Graduate and Undergraduate Students: TLDR summaries speed up preliminary research, and on-demand definitions reduce friction when reading technical terms.
Academic Software Developers and AI Engineers: free access to the Academic Graph API and open-source libraries supports building scholarly applications.
Computational Linguistics and Data Mining Experts: bulk access to the S2ORC dataset supports downstream natural language processing work.
Frequently Asked Questions
Is Semantic Scholar free to use?
Yes. It operates as a non-profit service with a free core search engine, personal library, and dataset access, and no publicly listed paid tiers.
What is a TLDR on Semantic Scholar?
A TLDR is a short summary outlining a paper’s main objective and results, built with natural language processing and available for nearly 60 million papers.
How does the platform define a “Highly Influential Citation”?
It uses a machine-learning model that analyzes citation count and surrounding text context to identify citations with meaningful impact on the citing work.
Is Semantic Scholar accessible on mobile devices?
Basic search and library tools work across browsers, but the advanced Semantic Reader layout is designed for full-size desktop screens.
Can I explore AI-generated topics across all scientific fields?
No.
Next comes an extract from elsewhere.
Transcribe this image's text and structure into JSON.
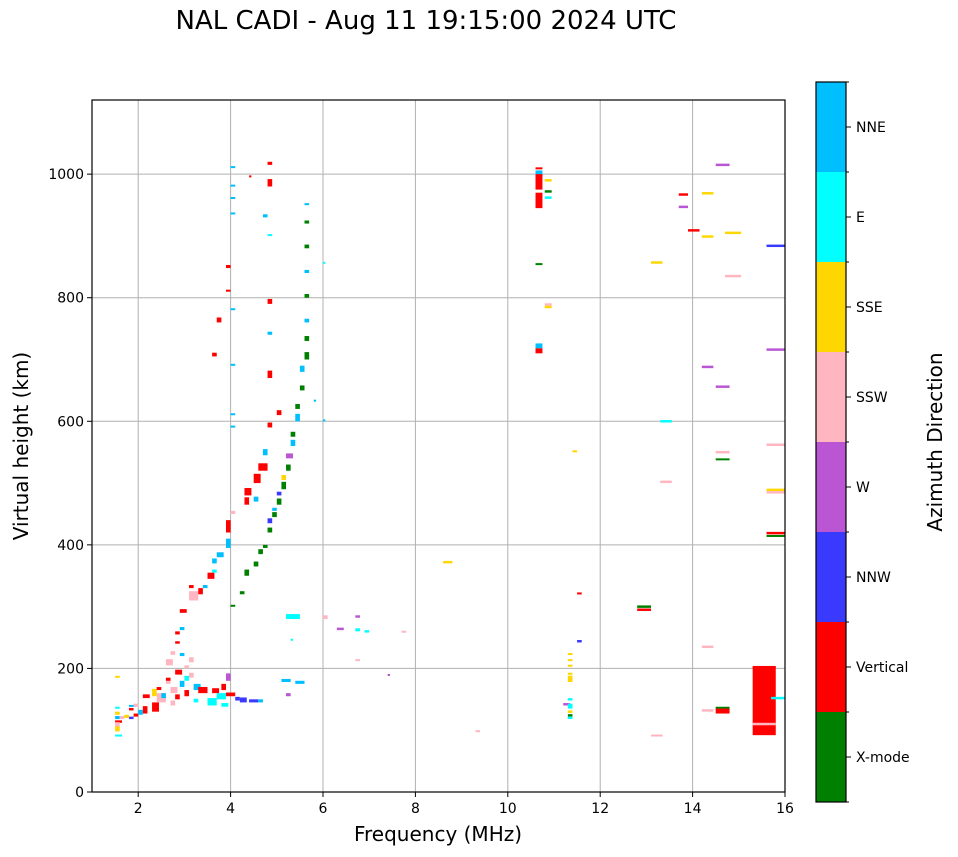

The Topics section, which includes AI-generated definitions and related concepts, is currently limited to the computer science domain.
Is there a subscription fee for the Semantic Scholar API?
No. The Academic Graph (S2AG) API and Open Research Corpus (S2ORC) are available free of charge for developers.
How do I improve my automated Research Feed?
Save at least 5 relevant papers to an active folder to establish a baseline, and mark unhelpful recommendations as not relevant.
What citation formats can I export?
The platform generates bibliography strings in several formats, including BibTeX, MLA, APA, and Chicago style.
Does Semantic Scholar cover every academic discipline equally?
The core index spans all major fields of science, but several advanced features, including TLDR coverage and Topics, focus more heavily on computer science, biology, and medicine.
Semantic Scholar integrates with Hypothesis inside the Semantic Reader, letting logged-in users highlight text and log annotations on documents. It works closely with arXiv as a core content repository and target for advanced reader features. It also partners with over 50 publishers and scholarly societies who feed academic text and metadata into its knowledge graph. No other public third-party integrations are currently listed.